Karakaşlı: Çok iyi bilse bile, kendini teslim eden müşteriyi severim. Kendi sınırlarımı zorlamamı sağlayan müşteriyi severim. Müşterinin kafasında kalıplar olabiliyor, anlatsanız da anlamayabiliyor. Oysa ben bittiği zaman nasıl görüneceğini biliyorum. İyi giyinmek istediğini söyleyen bir müşteriyi alıp, bir aristokrat gibi gösterebiliyorsunuz.
Başka bir şey satın alırken de size danışır mı müşterileriniz?
Karakaşlı: Bizde satılmayan bir şeyse evet. Ama bu arada nerede yemek yiyeyim, nerede oturayım, nerede tatil yapayım diye bile danışır dostlarımız. Zaten zaman içinde modacı-müşteri ilişkisinden öteye geçtik, dost olduk.
Siz nereden giyiniyorsunuz?
Karakaşlı: Çok uzun yıllardır dışarıdan bir şey almadım. Bir tek aksesuar alırım. 20 yıldır hazır giyim almadım. Sebebi de, inat değil ama işi bilince, herhangi bir tezgahtarın beni kandırma ihtimali yok.
'Türkler şık giyinsin istiyorum'

Online sisteminiz nasıl işleyecek?
Karakaşlı: ABD'de erkek giyim satışlarında yüzde 50'leri geçti online satış. Online'da fiyat faktörü çok önemli, gustosu yüksek ama fiyatları makul kıyafet satın alacaklar. Üst kategorideki bilgi ve birikimimizi yansıtan kıyafetler olacak. Herkesin satın alabileceği tasarımlar olacak. Bir dizide bir oyuncu giyiyor kıyafetimizi, binlerce mesaj geliyor ülkenin çeşitli yerlerinden. Satın almak istiyorlar, isteğim de Türk erkeğinin şık giyinmesi.

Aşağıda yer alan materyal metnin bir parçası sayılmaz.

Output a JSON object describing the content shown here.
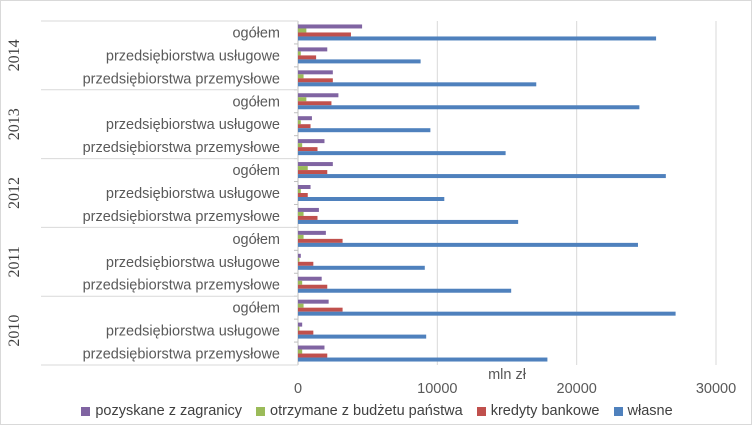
{
  "chart_data": {
    "type": "bar",
    "orientation": "horizontal",
    "xlabel": "mln zł",
    "xlim": [
      0,
      30000
    ],
    "xticks": [
      "0",
      "10000",
      "20000",
      "30000"
    ],
    "grid": true,
    "legend_position": "bottom",
    "years": [
      "2010",
      "2011",
      "2012",
      "2013",
      "2014"
    ],
    "categories": [
      "przedsiębiorstwa przemysłowe",
      "przedsiębiorstwa usługowe",
      "ogółem"
    ],
    "series": [
      {
        "name": "pozyskane z zagranicy",
        "color": "#8064a2",
        "values": [
          [
            1900,
            300,
            2200
          ],
          [
            1700,
            200,
            2000
          ],
          [
            1500,
            900,
            2500
          ],
          [
            1900,
            1000,
            2900
          ],
          [
            2500,
            2100,
            4600
          ]
        ]
      },
      {
        "name": "otrzymane z budżetu państwa",
        "color": "#9bbb59",
        "values": [
          [
            300,
            100,
            400
          ],
          [
            300,
            100,
            400
          ],
          [
            400,
            200,
            700
          ],
          [
            300,
            200,
            600
          ],
          [
            400,
            200,
            600
          ]
        ]
      },
      {
        "name": "kredyty bankowe",
        "color": "#c0504d",
        "values": [
          [
            2100,
            1100,
            3200
          ],
          [
            2100,
            1100,
            3200
          ],
          [
            1400,
            700,
            2100
          ],
          [
            1400,
            900,
            2400
          ],
          [
            2500,
            1300,
            3800
          ]
        ]
      },
      {
        "name": "własne",
        "color": "#4f81bd",
        "values": [
          [
            17900,
            9200,
            27100
          ],
          [
            15300,
            9100,
            24400
          ],
          [
            15800,
            10500,
            26400
          ],
          [
            14900,
            9500,
            24500
          ],
          [
            17100,
            8800,
            25700
          ]
        ]
      }
    ]
  }
}
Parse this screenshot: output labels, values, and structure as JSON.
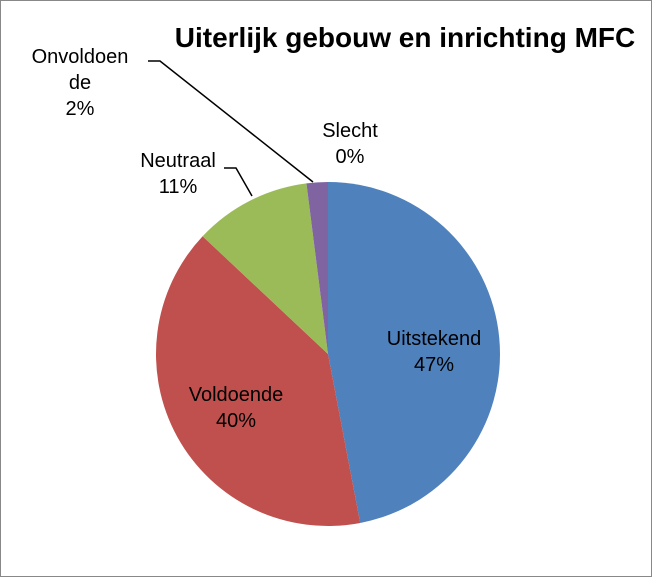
{
  "chart_data": {
    "type": "pie",
    "title": "Uiterlijk gebouw en inrichting MFC",
    "categories": [
      "Uitstekend",
      "Voldoende",
      "Neutraal",
      "Onvoldoende",
      "Slecht"
    ],
    "values": [
      47,
      40,
      11,
      2,
      0
    ],
    "value_labels": [
      "47%",
      "40%",
      "11%",
      "2%",
      "0%"
    ],
    "colors": [
      "#4f81bd",
      "#c0504d",
      "#9bbb59",
      "#8064a2",
      "#4bacc6"
    ]
  }
}
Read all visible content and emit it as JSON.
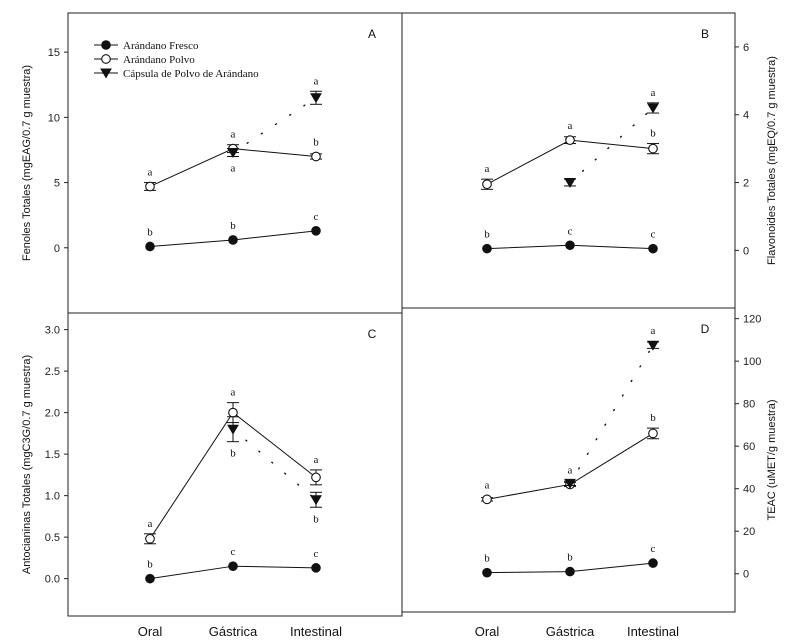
{
  "categories": [
    "Oral",
    "Gástrica",
    "Intestinal"
  ],
  "legend": {
    "items": [
      {
        "label": "Arándano Fresco",
        "marker": "filled-circle"
      },
      {
        "label": "Arándano Polvo",
        "marker": "open-circle"
      },
      {
        "label": "Cápsula de Polvo de Arándano",
        "marker": "filled-triangle-down"
      }
    ]
  },
  "colors": {
    "line": "#111111",
    "fill": "#111111",
    "open": "#ffffff"
  },
  "chart_data": [
    {
      "type": "line",
      "letter": "A",
      "ylabel": "Fenoles Totales (mgEAG/0.7 g muestra)",
      "ylim": [
        -5,
        18
      ],
      "yticks": [
        0,
        5,
        10,
        15
      ],
      "ytick_labels": [
        "0",
        "5",
        "10",
        "15"
      ],
      "axis_side": "left",
      "series": [
        {
          "name": "Arándano Fresco",
          "marker": "filled-circle",
          "values": [
            0.1,
            0.6,
            1.3
          ],
          "err": [
            0,
            0,
            0
          ],
          "letters": [
            "b",
            "b",
            "c"
          ],
          "letter_pos": [
            "above",
            "above",
            "above"
          ],
          "line": "solid"
        },
        {
          "name": "Arándano Polvo",
          "marker": "open-circle",
          "values": [
            4.7,
            7.6,
            7.0
          ],
          "err": [
            0.3,
            0.3,
            0.2
          ],
          "letters": [
            "a",
            "a",
            "b"
          ],
          "letter_pos": [
            "above",
            "above",
            "above"
          ],
          "line": "solid"
        },
        {
          "name": "Cápsula de Polvo de Arándano",
          "marker": "filled-triangle-down",
          "values": [
            null,
            7.3,
            11.5
          ],
          "err": [
            0,
            0.3,
            0.5
          ],
          "letters": [
            "",
            "a",
            "a"
          ],
          "letter_pos": [
            "",
            "below",
            "above"
          ],
          "line": "dotted"
        }
      ]
    },
    {
      "type": "line",
      "letter": "B",
      "ylabel": "Flavonoides Totales (mgEQ/0.7 g muestra)",
      "ylim": [
        -1.7,
        7
      ],
      "yticks": [
        0,
        2,
        4,
        6
      ],
      "ytick_labels": [
        "0",
        "2",
        "4",
        "6"
      ],
      "axis_side": "right",
      "series": [
        {
          "name": "Arándano Fresco",
          "marker": "filled-circle",
          "values": [
            0.05,
            0.15,
            0.05
          ],
          "err": [
            0,
            0,
            0
          ],
          "letters": [
            "b",
            "c",
            "c"
          ],
          "letter_pos": [
            "above",
            "above",
            "above"
          ],
          "line": "solid"
        },
        {
          "name": "Arándano Polvo",
          "marker": "open-circle",
          "values": [
            1.95,
            3.25,
            3.0
          ],
          "err": [
            0.15,
            0.1,
            0.15
          ],
          "letters": [
            "a",
            "a",
            "b"
          ],
          "letter_pos": [
            "above",
            "above",
            "above"
          ],
          "line": "solid"
        },
        {
          "name": "Cápsula de Polvo de Arándano",
          "marker": "filled-triangle-down",
          "values": [
            null,
            2.0,
            4.2
          ],
          "err": [
            0,
            0.1,
            0.15
          ],
          "letters": [
            "",
            "",
            "a"
          ],
          "letter_pos": [
            "",
            "",
            "above"
          ],
          "line": "dotted"
        }
      ]
    },
    {
      "type": "line",
      "letter": "C",
      "ylabel": "Antocianinas Totales (mgC3G/0.7 g muestra)",
      "ylim": [
        -0.45,
        3.2
      ],
      "yticks": [
        0,
        0.5,
        1.0,
        1.5,
        2.0,
        2.5,
        3.0
      ],
      "ytick_labels": [
        "0.0",
        "0.5",
        "1.0",
        "1.5",
        "2.0",
        "2.5",
        "3.0"
      ],
      "axis_side": "left",
      "series": [
        {
          "name": "Arándano Fresco",
          "marker": "filled-circle",
          "values": [
            0.0,
            0.15,
            0.13
          ],
          "err": [
            0,
            0,
            0
          ],
          "letters": [
            "b",
            "c",
            "c"
          ],
          "letter_pos": [
            "above",
            "above",
            "above"
          ],
          "line": "solid"
        },
        {
          "name": "Arándano Polvo",
          "marker": "open-circle",
          "values": [
            0.48,
            2.0,
            1.22
          ],
          "err": [
            0.06,
            0.12,
            0.09
          ],
          "letters": [
            "a",
            "a",
            "a"
          ],
          "letter_pos": [
            "above",
            "above",
            "above"
          ],
          "line": "solid"
        },
        {
          "name": "Cápsula de Polvo de Arándano",
          "marker": "filled-triangle-down",
          "values": [
            null,
            1.8,
            0.95
          ],
          "err": [
            0,
            0.15,
            0.09
          ],
          "letters": [
            "",
            "b",
            "b"
          ],
          "letter_pos": [
            "",
            "below",
            "below"
          ],
          "line": "dotted"
        }
      ]
    },
    {
      "type": "line",
      "letter": "D",
      "ylabel": "TEAC (uMET/g muestra)",
      "ylim": [
        -18,
        125
      ],
      "yticks": [
        0,
        20,
        40,
        60,
        80,
        100,
        120
      ],
      "ytick_labels": [
        "0",
        "20",
        "40",
        "60",
        "80",
        "100",
        "120"
      ],
      "axis_side": "right",
      "series": [
        {
          "name": "Arándano Fresco",
          "marker": "filled-circle",
          "values": [
            0.5,
            1.0,
            5.0
          ],
          "err": [
            0,
            0,
            0
          ],
          "letters": [
            "b",
            "b",
            "c"
          ],
          "letter_pos": [
            "above",
            "above",
            "above"
          ],
          "line": "solid"
        },
        {
          "name": "Arándano Polvo",
          "marker": "open-circle",
          "values": [
            35,
            42,
            66
          ],
          "err": [
            0.8,
            1,
            2.5
          ],
          "letters": [
            "a",
            "a",
            "b"
          ],
          "letter_pos": [
            "above",
            "above",
            "above"
          ],
          "line": "solid"
        },
        {
          "name": "Cápsula de Polvo de Arándano",
          "marker": "filled-triangle-down",
          "values": [
            null,
            42.5,
            107.5
          ],
          "err": [
            0,
            1,
            1.5
          ],
          "letters": [
            "",
            "",
            "a"
          ],
          "letter_pos": [
            "",
            "",
            "above"
          ],
          "line": "dotted"
        }
      ]
    }
  ]
}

Çok doğru isimlerle çalıştınız dizilerde, nasıl etkiledi sizi bu durum?
Karakaşlı: Bizimle çalışan isimlere bakarsanız; Kenan İmirzalıoğlu, Özcan Deniz, Barış Falay gibi... Bize gelene kadar bu sanatçıların reklam filmi yok. Bizden sonra hepsi bir tarz veya stil sahibi olarak, reklam dünyasında yer buldu ve başka bir noktaya geldi.
Kendinize nasıl bakarsınız? Her zaman çok şık ve formdasınız...
Karakaşlı: Hiç bakmam...
Asla inanmam...
Karakaşlı: Spor tabii yapmaya çalışıyorum ama onun dışında bir şey yok. Sadece dikkat ediyorum kilo almamaya. Benim ceketleri giyerken kilo alma lüksüm yok. Aksi takdirde dolabı çöpe atmam gerekir. Yıllardır bir yayım var, onu yaparım. Kışın kayarım, arada bir yürürüm. Zamanım yok zaten, sabah akşam fitness kulüplerine gideyim.
Tablolarınıza bayıldım, ne ifade ediyor resim yapmak sizin için?
Karakaşlı: Çok teşekkürler, bir nevi terapi gibi diyelim. Kendimi rahatça ifade edebildiğim bir alan, modada sınırlar var ama resim yaparken çok özgürüm. Modanın bittiği yerde resim başlıyor benim için.